The Massachusetts Library System was established in 2010. The system provides the following core services: consulting, training & professional development, cooperative purchasing, research & development, summer library program, and the following services as part of resource sharing: delivery, mediated interlibrary loan, journal article document delivery, MassCat, and electronic content, including statewide databases and eBooks (Commonwealth eBook Collections) in collaboration with the Massachusetts Board of Library Commissioners."  It operates from offices in Marlborough and Northampton, Massachusetts.

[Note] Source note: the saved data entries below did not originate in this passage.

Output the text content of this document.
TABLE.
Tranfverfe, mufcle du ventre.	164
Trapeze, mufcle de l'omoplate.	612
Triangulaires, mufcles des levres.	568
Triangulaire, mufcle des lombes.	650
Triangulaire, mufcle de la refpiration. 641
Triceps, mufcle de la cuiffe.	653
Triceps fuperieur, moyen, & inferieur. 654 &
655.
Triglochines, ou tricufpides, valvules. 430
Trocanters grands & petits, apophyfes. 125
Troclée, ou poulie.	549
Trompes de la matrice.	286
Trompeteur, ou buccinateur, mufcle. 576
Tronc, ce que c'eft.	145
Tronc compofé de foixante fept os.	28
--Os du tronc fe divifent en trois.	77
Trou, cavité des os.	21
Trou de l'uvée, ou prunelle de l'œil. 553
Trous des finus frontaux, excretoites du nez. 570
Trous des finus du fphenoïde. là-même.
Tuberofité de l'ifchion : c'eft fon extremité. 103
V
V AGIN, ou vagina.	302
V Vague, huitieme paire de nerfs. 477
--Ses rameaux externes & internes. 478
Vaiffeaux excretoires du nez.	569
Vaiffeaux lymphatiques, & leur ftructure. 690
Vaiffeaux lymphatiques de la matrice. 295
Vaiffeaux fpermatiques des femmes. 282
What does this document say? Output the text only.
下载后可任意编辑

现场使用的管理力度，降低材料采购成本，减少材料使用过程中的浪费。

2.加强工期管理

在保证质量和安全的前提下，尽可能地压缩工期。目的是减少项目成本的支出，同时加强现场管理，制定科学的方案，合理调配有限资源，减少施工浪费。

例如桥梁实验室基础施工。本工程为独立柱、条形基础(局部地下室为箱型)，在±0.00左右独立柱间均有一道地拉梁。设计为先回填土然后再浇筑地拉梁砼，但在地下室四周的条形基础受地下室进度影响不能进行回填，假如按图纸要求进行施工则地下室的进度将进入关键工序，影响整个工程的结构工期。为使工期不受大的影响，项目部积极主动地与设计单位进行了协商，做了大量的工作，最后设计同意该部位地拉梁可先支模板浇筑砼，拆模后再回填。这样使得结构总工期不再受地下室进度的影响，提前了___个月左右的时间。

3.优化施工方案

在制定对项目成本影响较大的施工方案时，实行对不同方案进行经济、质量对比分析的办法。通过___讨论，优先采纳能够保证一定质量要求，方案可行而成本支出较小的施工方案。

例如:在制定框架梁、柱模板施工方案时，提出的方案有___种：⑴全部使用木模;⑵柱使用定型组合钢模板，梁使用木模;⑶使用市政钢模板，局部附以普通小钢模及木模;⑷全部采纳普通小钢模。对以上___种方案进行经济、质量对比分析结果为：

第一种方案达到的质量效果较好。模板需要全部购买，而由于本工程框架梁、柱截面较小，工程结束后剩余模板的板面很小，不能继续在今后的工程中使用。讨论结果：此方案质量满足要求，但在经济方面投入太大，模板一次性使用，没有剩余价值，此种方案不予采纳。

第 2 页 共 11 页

The entity was formed "to consolidate the services of six former regional library systems:" Boston Regional Library System, Central Massachusetts Regional Library System, MetroWest Regional Library System, Northeast Massachusetts Regional Library System, Southeastern Massachusetts Library System, and Western Massachusetts Regional Library System. 

During its formation by the Massachusetts legislature in spring 2010, the state-wide system received mixed support. The Massachusetts Library Association, for example, opposed aspects of the consolidation of regional systems, claiming service would suffer.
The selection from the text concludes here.